Si algo ha puesto de manifiesto la pandemia es la brecha cada vez más amplia entre los lugares donde se vive y los lugares que se consumen, por resumir en una palabra ese maremágnum que es la actividad cultural, el ocio, el turismo, los eventillos y cualquier cosa susceptible de aparecer en una guía turística. Es lo que la mayoría de gente, especialmente la que no vive en dicha ciudad, tiene en mente cuando se habla de ella. Lo primero que muere cuando nos confinamos.

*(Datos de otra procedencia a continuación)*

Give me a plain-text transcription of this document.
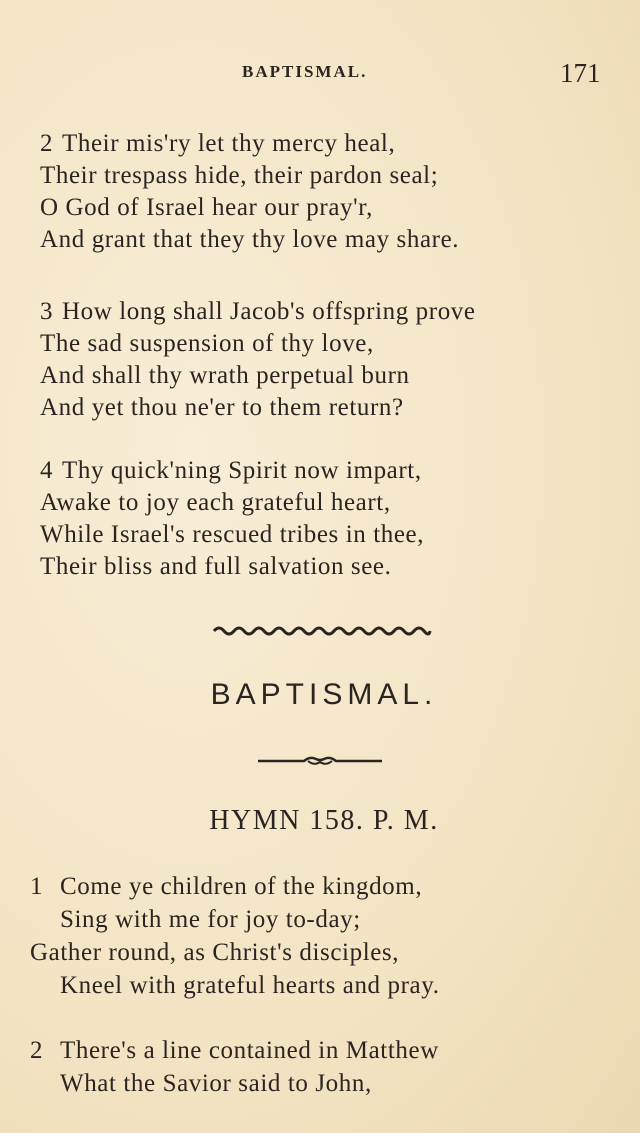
BAPTISMAL.	171
2 Their mis'ry let thy mercy heal,
Their trespass hide, their pardon seal;
O God of Israel hear our pray'r,
And grant that they thy love may share.
3 How long shall Jacob's offspring prove
The sad suspension of thy love,
And shall thy wrath perpetual burn
And yet thou ne'er to them return?
4 Thy quick'ning Spirit now impart,
Awake to joy each grateful heart,
While Israel's rescued tribes in thee,
Their bliss and full salvation see.
BAPTISMAL.
HYMN 158. P. M.
1 Come ye children of the kingdom,
Sing with me for joy to-day;
Gather round, as Christ's disciples,
Kneel with grateful hearts and pray.
2 There's a line contained in Matthew
What the Savior said to John,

Fantasear con la posibilidad de vivir en un parque de atracciones urbano, en un capítulo de 'Friends' producido por Globomedia

El privilegio de vivir en una gran ciudad era precisamente ese: fantasear con la posibilidad de vivir en un parque de atracciones urbano, en un Port Aventura del placer treintañero, en un capítulo de 'Friends' producido por Globomedia. El resto son todo inconvenientes, por supuesto, pero parecía compensar. Cuando la ciudad comienza a desvanecerse, todos empezamos a soñar de nuevo con terrazas, jardines, pueblos y teletrabajo. Las ciudades que dejan de ser parques de atracciones se convierten rápidamente en ruinas.

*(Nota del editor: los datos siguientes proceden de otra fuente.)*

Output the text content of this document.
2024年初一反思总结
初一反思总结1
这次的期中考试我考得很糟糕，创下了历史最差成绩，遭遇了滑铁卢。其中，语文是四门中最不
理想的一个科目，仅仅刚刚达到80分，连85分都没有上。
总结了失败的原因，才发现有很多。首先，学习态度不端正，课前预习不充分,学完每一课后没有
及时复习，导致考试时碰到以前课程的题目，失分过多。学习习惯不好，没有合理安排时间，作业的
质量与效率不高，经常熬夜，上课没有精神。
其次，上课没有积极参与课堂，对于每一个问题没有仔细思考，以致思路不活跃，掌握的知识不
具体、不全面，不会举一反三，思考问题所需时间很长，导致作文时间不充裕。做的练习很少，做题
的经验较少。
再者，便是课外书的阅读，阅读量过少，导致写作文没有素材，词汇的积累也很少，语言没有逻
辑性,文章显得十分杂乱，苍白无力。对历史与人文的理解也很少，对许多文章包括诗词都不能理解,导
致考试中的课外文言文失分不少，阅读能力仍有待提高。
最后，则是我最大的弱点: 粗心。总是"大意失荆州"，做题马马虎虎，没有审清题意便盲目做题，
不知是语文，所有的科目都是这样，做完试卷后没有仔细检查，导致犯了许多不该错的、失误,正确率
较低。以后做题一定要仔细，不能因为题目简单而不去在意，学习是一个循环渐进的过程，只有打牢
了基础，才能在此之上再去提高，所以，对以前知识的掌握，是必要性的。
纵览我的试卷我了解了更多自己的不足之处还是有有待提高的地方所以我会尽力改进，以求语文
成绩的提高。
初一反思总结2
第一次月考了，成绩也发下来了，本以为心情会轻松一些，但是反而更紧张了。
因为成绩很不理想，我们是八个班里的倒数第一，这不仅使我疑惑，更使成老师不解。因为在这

Eso no quiere decir que en Madrid no haya vida, claro. Los barrios siguen su transcurso habitual en el Madrid donde se vive, que en muy pocas ocasiones coincide con el Madrid que se visita. Pero incluso ahí hay ciudades y ciudades: las glorias y tragedias de la planificación urbana facilitan que en Vallecas o Carabanchel sea más fácil revivir los veranos perdidos que en Las Tablas o en cualquiera de esos desarrollos urbanos donde tampoco existe el azar, puesto que en ellos tampoco hay espacios comunes donde dejar que la causalidad depare encuentros sin que sea necesario antes un mensaje de WhatsApp. Precisamente aquellos que parecen demandados por los que huyen del centro.

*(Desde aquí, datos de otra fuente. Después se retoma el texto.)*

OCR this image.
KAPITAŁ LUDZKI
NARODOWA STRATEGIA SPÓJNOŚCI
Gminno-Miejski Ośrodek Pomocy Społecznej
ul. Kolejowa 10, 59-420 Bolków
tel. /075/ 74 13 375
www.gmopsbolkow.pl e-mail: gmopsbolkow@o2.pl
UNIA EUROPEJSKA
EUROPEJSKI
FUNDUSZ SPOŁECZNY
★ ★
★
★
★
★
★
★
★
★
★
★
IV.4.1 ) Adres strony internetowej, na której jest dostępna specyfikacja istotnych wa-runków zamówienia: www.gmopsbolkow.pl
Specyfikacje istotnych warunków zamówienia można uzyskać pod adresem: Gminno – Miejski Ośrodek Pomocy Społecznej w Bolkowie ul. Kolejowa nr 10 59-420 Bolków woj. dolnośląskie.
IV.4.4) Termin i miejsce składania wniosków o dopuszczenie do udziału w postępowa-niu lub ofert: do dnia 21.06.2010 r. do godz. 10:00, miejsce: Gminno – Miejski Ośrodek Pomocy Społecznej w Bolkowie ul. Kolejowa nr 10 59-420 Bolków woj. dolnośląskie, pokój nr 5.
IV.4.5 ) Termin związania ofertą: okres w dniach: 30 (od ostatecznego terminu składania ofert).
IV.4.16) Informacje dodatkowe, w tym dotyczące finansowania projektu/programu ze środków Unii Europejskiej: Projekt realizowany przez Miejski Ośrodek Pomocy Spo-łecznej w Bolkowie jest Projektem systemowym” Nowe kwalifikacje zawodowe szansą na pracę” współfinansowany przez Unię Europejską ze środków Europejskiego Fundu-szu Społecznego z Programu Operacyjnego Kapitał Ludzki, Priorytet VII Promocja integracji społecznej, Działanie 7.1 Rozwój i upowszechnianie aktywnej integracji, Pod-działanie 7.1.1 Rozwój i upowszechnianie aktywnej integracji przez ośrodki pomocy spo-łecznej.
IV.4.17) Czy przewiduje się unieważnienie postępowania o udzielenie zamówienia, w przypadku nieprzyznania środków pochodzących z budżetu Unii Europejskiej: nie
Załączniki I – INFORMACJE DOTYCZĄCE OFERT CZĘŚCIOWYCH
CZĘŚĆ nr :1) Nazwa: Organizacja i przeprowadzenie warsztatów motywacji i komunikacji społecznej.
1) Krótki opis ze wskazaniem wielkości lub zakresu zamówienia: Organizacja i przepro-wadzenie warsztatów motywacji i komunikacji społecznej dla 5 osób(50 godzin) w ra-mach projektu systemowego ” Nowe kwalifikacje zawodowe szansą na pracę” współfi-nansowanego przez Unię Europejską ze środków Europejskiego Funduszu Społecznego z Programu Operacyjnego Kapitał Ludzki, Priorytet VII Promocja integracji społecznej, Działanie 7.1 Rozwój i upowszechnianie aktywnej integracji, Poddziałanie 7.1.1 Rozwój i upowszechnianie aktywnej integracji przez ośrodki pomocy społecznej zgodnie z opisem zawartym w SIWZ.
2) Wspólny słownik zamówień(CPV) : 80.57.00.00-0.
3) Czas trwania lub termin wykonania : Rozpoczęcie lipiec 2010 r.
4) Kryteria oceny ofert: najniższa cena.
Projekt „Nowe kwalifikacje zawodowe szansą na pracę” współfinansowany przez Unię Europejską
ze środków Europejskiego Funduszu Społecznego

Foto: De Madrid al infierno. (iStock) Opinión

Quizá sea en ese espacio intermedio, tan semejante al de la capital de provincias —otras ciudades que se desvanecen— donde se encuentre el futuro, si este tiene que huir de la ciudad postal y de la ciudad dormitorio. Existe el riesgo de crear ciudades zombis que quedan vacías en cada pandemia porque en ellas no vive nadie y los turistas no dejan espectros, rodeadas por ciudades fantasma donde la ausencia de lugares comunes obliga a que todo el ocio sea privado, individual, a espaldas de la calle.

El peligro de ese modelo es que es muy fácil dejar de existir, desvanecerse en el aire. Estar, pero no ser. Como Eurodisney después del desfile final, cuando se echa el cierre. Imagínense tener que pasear por un parque de atracciones de madrugada: qué miedo. Pero así han sido algunas de las últimas noches de Madrid. Ahí está la Puerta de Alcalá, sí, pero cada vez se parece más a la Estatua de la Libertad al final de 'El planeta de los simios'. Un cadáver sin nadie que lo mire ni lo entienda.

Hoy se cumplen tres semanas desde que no piso Madrid, pero me parece mucho más. En mi cabeza, no he estado en Madrid desde mediados de marzo, quizá incluso antes. Madrid ha pasado a convertirse en algo lejano, como un abrigo que guardas en el trastero al principio del verano y sabes que está ahí cuando el frío vuelva, pero que no tiene sentido usarlo por ahora. De entre todas esas cosas de las que uno tuvo que olvidarse a la fuerza durante el confinamiento —conciertos, cine, restaurantes, reuniones— hay una que ni está ni se le espera. Madrid, quizá porque es la que aglutina todo eso.